Description of Project
Human pregnancy presents a source of potent immunomodulatory signals to protect the fetus from the maternal immune system that hold potential for inducing localized tolerance in beta cell replacement. Immune tolerance in pregnancy is maintained through multiple pathways including signaling molecules, lack of HLA-A and HLA-B expression in the placental trophoblast and induction of unique immune cell subsets. Of key importance, the hormone hCG is transcribed from the earliest stages of the blastocyst and later by the placenta and is the hormone detected by over-the-counter pregnancy tests. hCG is an essential signal required for development of maternal-fetal immune tolerance.

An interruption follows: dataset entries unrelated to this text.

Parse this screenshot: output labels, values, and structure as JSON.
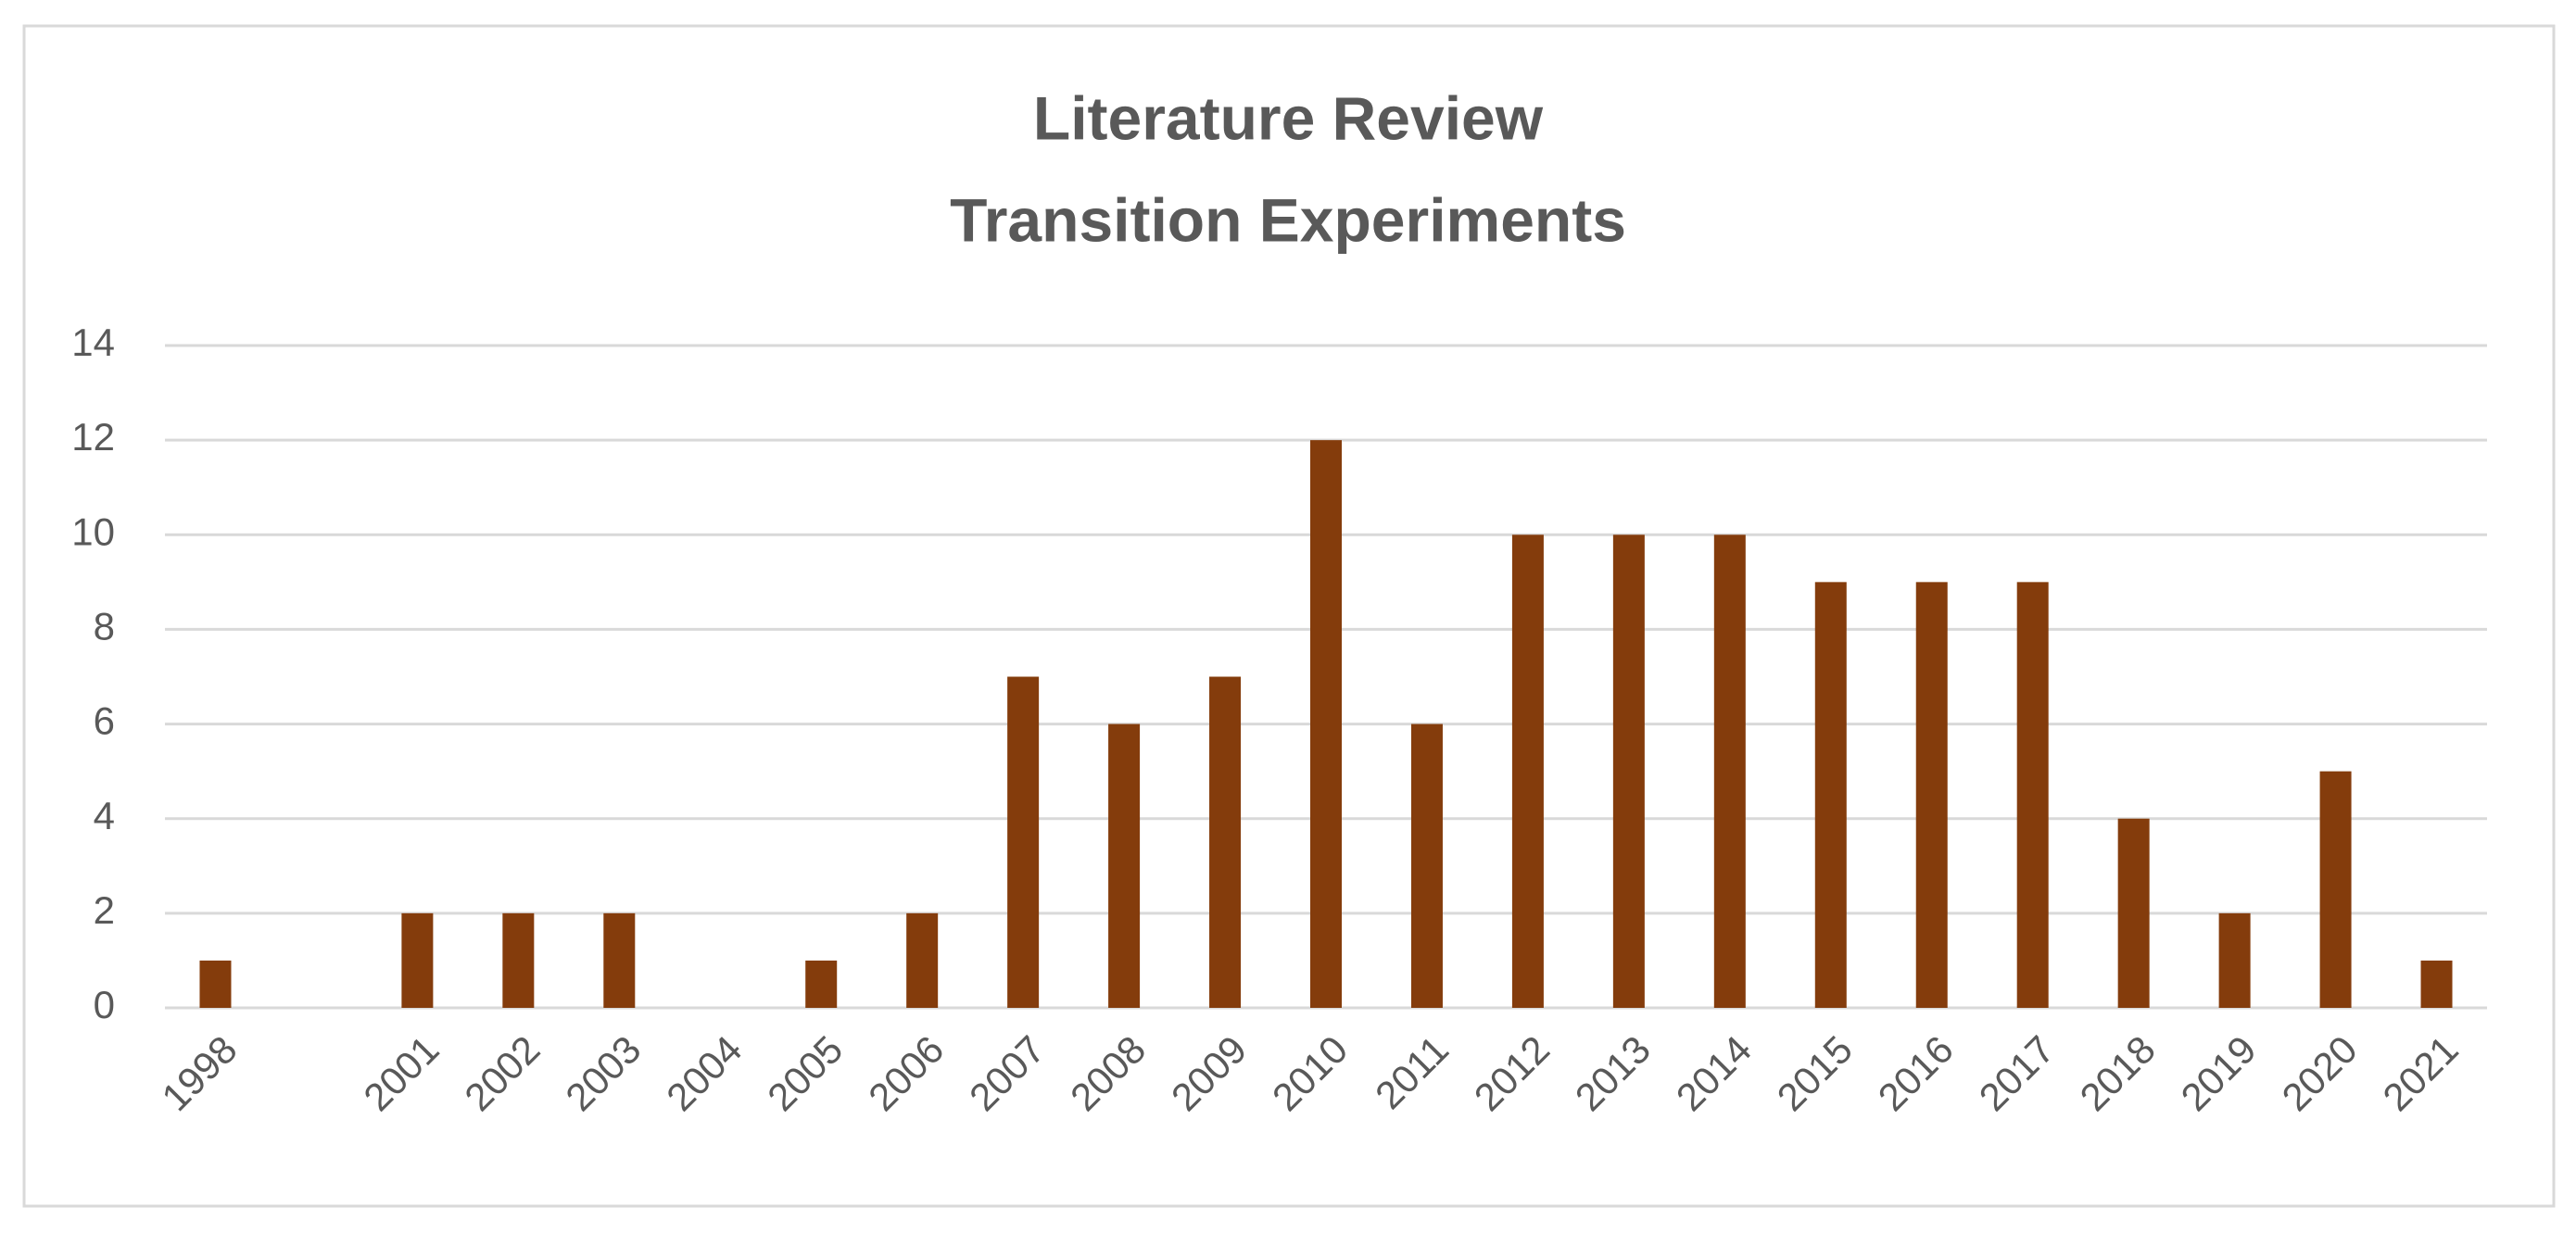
{
  "chart_data": {
    "type": "bar",
    "title": [
      "Literature Review",
      "Transition Experiments"
    ],
    "categories": [
      "1998",
      null,
      "2001",
      "2002",
      "2003",
      "2004",
      "2005",
      "2006",
      "2007",
      "2008",
      "2009",
      "2010",
      "2011",
      "2012",
      "2013",
      "2014",
      "2015",
      "2016",
      "2017",
      "2018",
      "2019",
      "2020",
      "2021"
    ],
    "values": [
      1,
      null,
      2,
      2,
      2,
      0,
      1,
      2,
      7,
      6,
      7,
      12,
      6,
      10,
      10,
      10,
      9,
      9,
      9,
      4,
      2,
      5,
      1
    ],
    "color": "#843c0c",
    "ylim": [
      0,
      14
    ],
    "yticks": [
      0,
      2,
      4,
      6,
      8,
      10,
      12,
      14
    ],
    "grid": true
  }
}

Systemic administration of hCG prevents T-cell mediated autoimmunity in NOD mice, demonstrating activity of hCG outside of pregnancy and in mouse models of autoimmune T1D. Our own in vitro co-culture experiment provide proof of principle that hCG inhibits insulin-specific, human T cells. Here, we propose to localize presentation of hCG to the microenvironment of transplanted stem cell derived human beta cells using engineered biomaterials and genome engineering. These systems will be tested in humanized mouse models of autoimmune diabetes.
Anticipated Outcome
This project will be the first to investigate hCG in the context of islet graft tolerance. Importantly, we propose the innovative use of a humanized mouse model of T1D to test our combined immunotolerance therapy in both allogenic rejection and autoimmune settings specifically. Notably, this work can easily incorporate or substitute additional immune modulatory approaches including those already established (PD-L1, TRAIL, FasL and HLA Class-I knock out) as alternative strategies. Thus, the success of our project does not solely depend on the desired complete efficacy of the highly novel hCG approach. In addition, the microporous architecture of engineered delivery hydrogel is compatible with direct islet revascularization, a critical feature for proper beta cell function, currently not readily achieved using various other encapsulation strategies.
Relevance to T1D
Of the 37 million Americans with diabetes (11.3% of the population), 1.9 million children and adults have type 1 diabetes (T1D). T1D is an autoimmune disease marked by infiltration of the pancreatic islets by self-reactive CD4+ and CD8+ T cells, which mediate the selective destruction of the insulin-producing beta cells. T1D results in life-long dependence on exogenous insulin for survival, which is particularly limiting for those affected at a young age. Current T1D treatments are inadequate at responding accurately to short-term metabolic imbalances and cannot prevent severe chronic diabetes-related complications. Therefore, a curative therapy that targets the underlying disease process is desperately needed. Several approaches for manipulating the mechanisms of central and peripheral tolerance have been attempted to treat T1D autoimmunity. However, a majority of clinically translated immunotherapies for T1D have focused on systemic delivery of global immunomodulatory molecules or immune cells. None has yet proven particularly effective for preventing the onset of T1D in humans. The research proposed here presents a rationally designed, localized immunomodulatory strategy to promote immune tolerance in a beta cell replacement setting.